Dynamic Reassociation of the Nuclear Lamina with Newly Replicated DNA.

The physical association of specific regions of chromatin with components of the nuclear lamina provides the framework for the 3-dimensionl architecture of the genome. The regulation of these interactions plays a critical role in the maintenance of gene expression patterns and cell identity. The breakdown and reassembly of the nuclear membrane as cells transit mitosis plays a central role in the regulation of the interactions between the genome and the nuclear lamina. However, other nuclear processes, such as transcription, have emerged as regulators of the association of DNA with the nuclear lamina.

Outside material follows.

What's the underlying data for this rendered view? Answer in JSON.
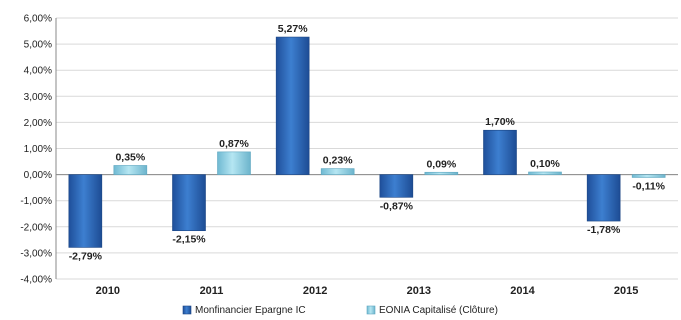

To determine whether DNA replication also has the potential to regulate DNA-nuclear lamina interactions, we adapted proximity ligation-based chromatin assembly assays to analyze the dynamics of nuclear lamina association with newly replicated DNA. We observe that lamin A/C and lamin B, as well as inner nuclear membrane proteins LBR and emerin, are found in proximity to newly replicated DNA. While core histones rapidly reassociate with DNA following passage of the replication fork, the complete reassociation of nuclear lamina components with newly replicated DNA occurs over a period of approximately 30 minutes. We propose models to describe the disassembly and reassembly of nascent chromatin with the nuclear lamina.

Epigenetic regulation of nuclear lamina-associated heterochromatin by HAT1 and the acetylation of newly synthesized histones.

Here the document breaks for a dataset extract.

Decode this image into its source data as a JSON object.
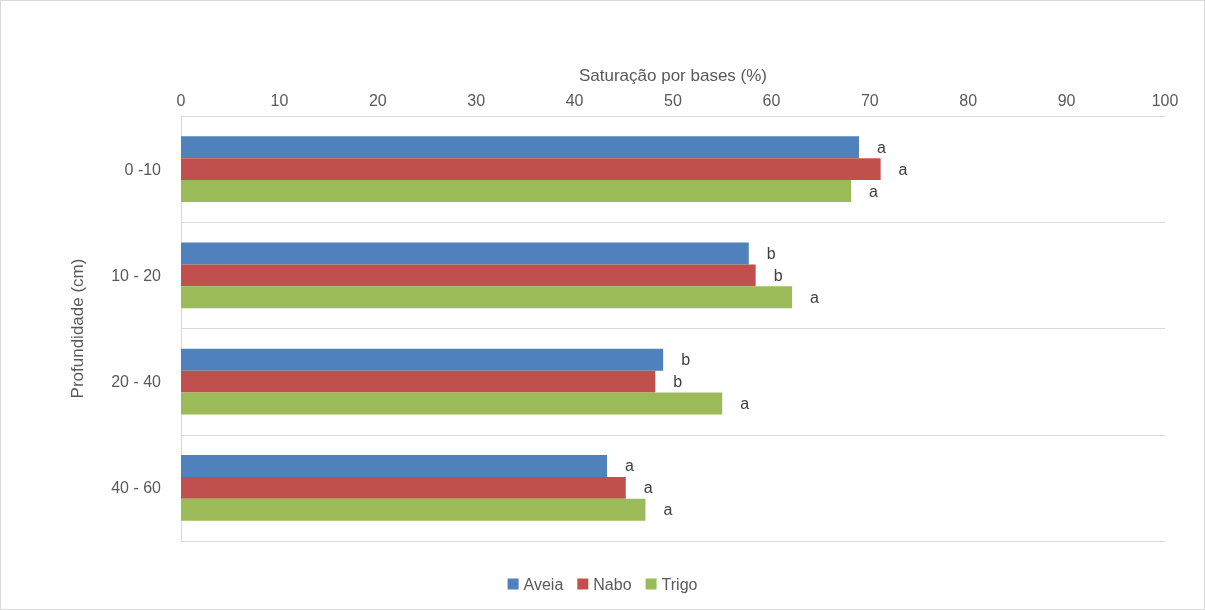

A central component of the epigenome is the pattern of histone post-translational modifications that play a critical role in the formation of specific chromatin states. Following DNA replication, nascent chromatin is a 1:1 mixture of parental and newly synthesized histones and the transfer of modification patterns from parental histones to new histones is a fundamental step in epigenetic inheritance. Here we report that loss of HAT1, which acetylates lysines 5 and 12 of newly synthesized histone H4 during replication-coupled chromatin assembly, results in the loss of accessibility of large domains of heterochromatin, termed HAT1-dependent Accessibility Domains (HADs). HADs are mega base-scale domains that comprise ∼10% of the mouse genome. HAT1 globally represses H3 K9 me3 levels and HADs correspond to the regions of the genome that display HAT1-dependent increases in H3 K9me3 peak density. HADs display a high degree of overlap with a subset of Lamin-Associated Domains (LADs). HAT1 is required to maintain nuclear structure and integrity. These results indicate that HAT1 and the acetylation of newly synthesized histones may be critical regulators of the epigenetic inheritance of heterochromatin and suggest a new mechanism for the epigenetic regulation of nuclear lamina-heterochromatin interactions.

Histone acetyltransferase 1 is required for DNA replication fork function and stability.

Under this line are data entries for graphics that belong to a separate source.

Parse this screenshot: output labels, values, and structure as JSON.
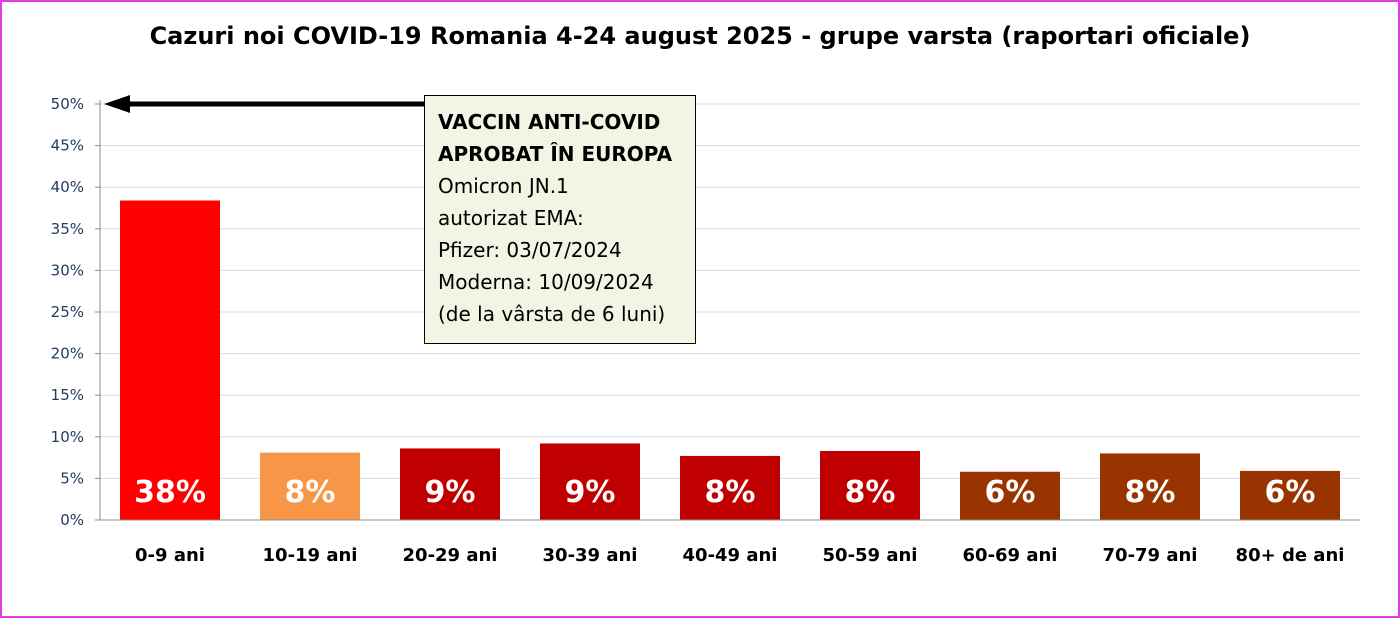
{
  "chart_data": {
    "type": "bar",
    "title": "Cazuri noi COVID-19 Romania 4-24 august 2025  - grupe varsta (raportari oficiale)",
    "xlabel": "",
    "ylabel": "",
    "categories": [
      "0-9 ani",
      "10-19 ani",
      "20-29 ani",
      "30-39 ani",
      "40-49 ani",
      "50-59 ani",
      "60-69 ani",
      "70-79 ani",
      "80+ de ani"
    ],
    "values": [
      38.4,
      8.1,
      8.6,
      9.2,
      7.7,
      8.3,
      5.8,
      8.0,
      5.9
    ],
    "data_labels": [
      "38%",
      "8%",
      "9%",
      "9%",
      "8%",
      "8%",
      "6%",
      "8%",
      "6%"
    ],
    "bar_colors": [
      "#ff0000",
      "#f79646",
      "#c00000",
      "#c00000",
      "#c00000",
      "#c00000",
      "#993300",
      "#993300",
      "#993300"
    ],
    "ylim": [
      0,
      50
    ],
    "yticks": [
      0,
      5,
      10,
      15,
      20,
      25,
      30,
      35,
      40,
      45,
      50
    ],
    "ytick_labels": [
      "0%",
      "5%",
      "10%",
      "15%",
      "20%",
      "25%",
      "30%",
      "35%",
      "40%",
      "45%",
      "50%"
    ],
    "grid": true,
    "legend": "none",
    "arrow_annotation": {
      "points_to_value": 50,
      "lines": [
        {
          "text": "VACCIN ANTI-COVID",
          "bold": true
        },
        {
          "text": "APROBAT ÎN EUROPA",
          "bold": true
        },
        {
          "text": "Omicron JN.1",
          "bold": false
        },
        {
          "text": "autorizat EMA:",
          "bold": false
        },
        {
          "text": "Pfizer: 03/07/2024",
          "bold": false
        },
        {
          "text": "Moderna: 10/09/2024",
          "bold": false
        },
        {
          "text": "(de la vârsta de 6 luni)",
          "bold": false
        }
      ]
    }
  },
  "colors": {
    "frame_border": "#e040e0",
    "gridline": "#d9d9d9",
    "annotation_bg": "#f1f5e4",
    "tick_label": "#1f3a5f"
  }
}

The replisome is a protein complex on the DNA replication fork and functions in a dynamic environment at the intersection of parental and nascent chromatin. Parental nucleosomes are disrupted in front of the replication fork. The daughter DNA duplexes are packaged with an equal amount of parental and newly synthesized histones in the wake of the replication fork through the activity of the replication-coupled chromatin assembly pathway. Histone acetyltransferase 1 (HAT1) is responsible for the cytosolic diacetylation of newly synthesized histone H4 on lysines 5 and 12, which accompanies replication-coupled chromatin assembly. Here, using proximity ligation assay-based chromatin assembly assays and DNA fiber analysis, we analyzed the role of murine HAT1 in replication-coupled chromatin assembly. We demonstrate that HAT1 physically associates with chromatin near DNA replication sites. We found that the association of HAT1 with newly replicated DNA is transient, but can be stabilized by replication fork stalling. The association of HAT1 with nascent chromatin may be functionally relevant, as HAT1 loss decreased replication fork progression and increased replication fork stalling. Moreover, in the absence of HAT1, stalled replication forks were unstable, and newly synthesized DNA became susceptible to MRE11-dependent degradation. These results suggest that HAT1 links replication fork function to the proper processing and assembly of newly synthesized histones.